Well, I guess I should clarify that “mind controlling” parasites are usually a misnomer and a little hyperbolic anyway.
It was believed Cordyceps fungi affected their host’s brains until recently, but then it was proven that they leave the brain entirely intact. Instead, they control the insect’s actual muscles. This is again only possible because an insect has only a couple simple, microscopic muscle strands though, like a few “strings” to manipulate, rather than a larger mammal’s relatively GIGANTIC mass of millions and millions of cells forming thousands of individual muscles.

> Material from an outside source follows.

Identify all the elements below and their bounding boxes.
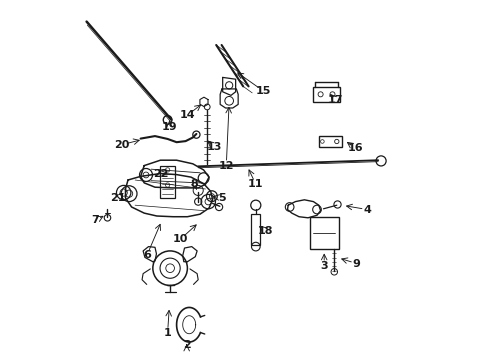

Parasites that truly alter the host’s mind are only doing so by damaging a single part of it. Target the right point in a mouse’s brain and you just eliminate its fear of predators. Take out certain points in a small fish and you cause it to swim closer to the water’s surface instead of avoiding sea birds.
So what manipulative parasites really do is give the host a single new behavioral “quirk.” It’s pretty much an organism giving another organism a simple mental illness symptom.
The realest equivalent we could ever have to something like Cordyceps or Leucochloridium in humans would probably be indistinguishable from someone gaining a sudden stim behavior or obsessive compulsion and probably no big deal to live with if so many people already do and it still doesn’t turn into an apocalypse or nothin
Toxoplasma, a parasite that makes rats unafraid of predators and is often found in used cat litter, makes infected humans more reckless and may be linked to mental illness. There are estimates that something like 30% of the human population is infected. We certainly haven’t had any sort of apocalypse.